Each enlistee typically has an eight-year service obligation. The active-duty portion might involve multiple tours in a war zone, and returning soldiers face more years of possible call-up to Reserve or National Guard units that remain a key part of the military campaigns in Iraq and Afghanistan.

That means soldiers' medical care can be fragmented: VA doctors treat them when they return to civilian life; they're back to Army doctors if they are called up again.

Army doctors and commanders generally do not have access to VA medical records that might help them assess whether a veteran should return to front-line duty.

Instead, it's largely up to the veteran to decide what — if anything — should be disclosed to commanders.

At a VA Puget Sound counseling session last year for veterans with PTSD and traumatic brain injury, the topic aroused intense debate, said Mark McPherson, a Washington National Guard veteran from Seattle.

"I had a very strong discussion with one of these guys and told him he wasn't doing any favors to himself or others by not disclosing," McPherson said. "But he was a sergeant, and he wanted to go. For a lot of these guys, the only part of their identity that seems to make sense anymore is the one that fits into the uniform."

For VA officials, confidentiality is an important part of their outreach effort to help persuade veterans to seek treatment.

A 2008 study by the Rand Corp. found that nearly 20 percent of men and women who served in combat reported symptoms of post-traumatic stress disorder. Yet nearly half had not sought treatment, with many fearing that could harm their military careers, according to the study.

VA officials worry that number would rise even higher if confidentiality standards were loosened.

Munsey, the state's deputy surgeon, says some Washington Guard veterans do volunteer to release VA information about PTSD and other health issues. The state Guard also has all soldiers headed for deployments fill out a health checklist.

When issues are disclosed, some soldiers still are able to deploy if doctors conclude they won't put themselves or others at undue risk.

"It's all self-reporting," Munsey said. "All the soldiers are required to go through the process. But how do I know they are telling the truth?"

When Tim Juneman first sought help from the VA in early 2008, he was trying to leave the military behind and fashion a new career as a speech pathologist.

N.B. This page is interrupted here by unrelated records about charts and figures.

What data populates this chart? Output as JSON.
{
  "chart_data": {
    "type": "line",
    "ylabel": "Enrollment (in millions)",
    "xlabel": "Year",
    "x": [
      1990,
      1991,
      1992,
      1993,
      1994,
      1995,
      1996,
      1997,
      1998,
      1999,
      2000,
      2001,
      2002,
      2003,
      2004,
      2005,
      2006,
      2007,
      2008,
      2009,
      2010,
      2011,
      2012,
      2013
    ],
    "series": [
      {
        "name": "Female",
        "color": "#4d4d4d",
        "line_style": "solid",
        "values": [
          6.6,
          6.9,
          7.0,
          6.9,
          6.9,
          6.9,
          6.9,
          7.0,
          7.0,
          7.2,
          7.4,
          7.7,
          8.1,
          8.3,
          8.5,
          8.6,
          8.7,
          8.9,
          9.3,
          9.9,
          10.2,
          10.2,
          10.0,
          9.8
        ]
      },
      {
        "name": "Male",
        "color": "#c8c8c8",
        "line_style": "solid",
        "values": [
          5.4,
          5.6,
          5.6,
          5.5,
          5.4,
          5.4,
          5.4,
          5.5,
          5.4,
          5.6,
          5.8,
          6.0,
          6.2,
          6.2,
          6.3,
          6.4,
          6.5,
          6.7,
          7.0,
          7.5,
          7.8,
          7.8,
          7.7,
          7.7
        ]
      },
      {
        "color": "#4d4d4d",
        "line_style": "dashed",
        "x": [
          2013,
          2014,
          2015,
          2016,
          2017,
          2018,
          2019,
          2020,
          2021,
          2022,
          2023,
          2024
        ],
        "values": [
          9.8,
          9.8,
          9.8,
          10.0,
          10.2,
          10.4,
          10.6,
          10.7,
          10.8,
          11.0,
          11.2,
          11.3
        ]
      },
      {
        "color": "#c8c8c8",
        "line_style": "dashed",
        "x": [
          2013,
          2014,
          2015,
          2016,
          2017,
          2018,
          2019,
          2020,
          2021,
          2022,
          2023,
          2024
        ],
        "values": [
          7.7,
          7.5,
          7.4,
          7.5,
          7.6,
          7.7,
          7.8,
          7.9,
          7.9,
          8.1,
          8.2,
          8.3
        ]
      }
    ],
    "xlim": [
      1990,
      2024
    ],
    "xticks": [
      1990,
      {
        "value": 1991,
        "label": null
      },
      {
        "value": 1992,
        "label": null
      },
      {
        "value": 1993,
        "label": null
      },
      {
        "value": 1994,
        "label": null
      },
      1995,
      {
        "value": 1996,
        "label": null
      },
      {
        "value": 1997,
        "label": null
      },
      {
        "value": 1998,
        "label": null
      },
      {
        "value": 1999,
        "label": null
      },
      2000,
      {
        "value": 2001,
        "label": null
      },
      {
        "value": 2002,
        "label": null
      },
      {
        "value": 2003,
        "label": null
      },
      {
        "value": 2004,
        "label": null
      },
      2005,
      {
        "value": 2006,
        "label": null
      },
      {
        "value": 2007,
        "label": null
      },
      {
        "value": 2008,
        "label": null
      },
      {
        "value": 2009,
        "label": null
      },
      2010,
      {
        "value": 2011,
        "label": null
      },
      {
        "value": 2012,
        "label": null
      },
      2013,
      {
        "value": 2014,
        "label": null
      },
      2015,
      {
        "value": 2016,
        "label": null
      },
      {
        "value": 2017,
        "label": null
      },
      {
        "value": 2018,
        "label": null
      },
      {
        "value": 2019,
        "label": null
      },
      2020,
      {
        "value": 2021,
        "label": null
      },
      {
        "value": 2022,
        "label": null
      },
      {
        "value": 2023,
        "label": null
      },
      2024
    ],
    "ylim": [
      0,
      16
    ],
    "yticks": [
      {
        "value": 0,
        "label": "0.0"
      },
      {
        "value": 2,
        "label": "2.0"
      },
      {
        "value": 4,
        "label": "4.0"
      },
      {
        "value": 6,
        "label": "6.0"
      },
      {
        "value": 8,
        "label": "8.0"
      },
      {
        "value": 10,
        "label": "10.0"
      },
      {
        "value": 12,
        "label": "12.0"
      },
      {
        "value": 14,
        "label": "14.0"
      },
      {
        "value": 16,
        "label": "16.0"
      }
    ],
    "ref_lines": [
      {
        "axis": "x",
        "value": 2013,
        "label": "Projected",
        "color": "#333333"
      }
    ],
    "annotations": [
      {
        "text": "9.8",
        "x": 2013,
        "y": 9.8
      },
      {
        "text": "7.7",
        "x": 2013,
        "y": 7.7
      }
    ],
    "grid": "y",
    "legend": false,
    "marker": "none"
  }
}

Serving with the Fort Lewis-based Stryker Brigade had put him into the thick of the Iraq war. His brigade was slammed by more than 1,380 roadside bombs during a year in Mosul, according to a brigade tally.

After four years in the Army, Juneman opted to finish his military commitment by serving in the Washington National Guard.

He thought the Guard would grant him at least two years stateside, according to his mother. In 2007, he enrolled at Washington State University. He struggled with headaches, insomnia and other problems, but his studies appeared to be going well.

Then, in the fall of 2007, he learned that his National Guard unit would be sent to Iraq the following summer.

"He was coping the best he could, but I think this overwhelmed him," Hergert said. She said she was unaware of her son's suicidal thoughts.

But Juneman apparently was forthright with the psychiatrist.

Juneman was having strong thoughts of suicide, which included a plan to hang himself, the psychiatrist wrote in notes from a Jan. 5, 2008, appointment obtained by Juneman's family. Juneman said he learned of his deployment a couple of months ago and believed that was the trigger for the worsening of his depression, the psychiatrist wrote.

Hergert said copies of the notes were found in her son's apartment. She wondered if he intended to show them to his commanding officers. She doesn't know if he ever considered signing the form to allow his medical records released to the Guard.

Hergert said that would have been a difficult decision for her son who, despite his problems, felt a profound duty to serve.

At his National Guard unit in Spokane, no one had seemed aware of the depths of Juneman's despair.

"It breaks our heart to lose somebody the way we lost that soldier," said 1st Lt. Keith Kosik, a spokesman for the National Guard. "Had we had any indication that he was struggling with those kinds of things, we would have done everything we could have to get him help."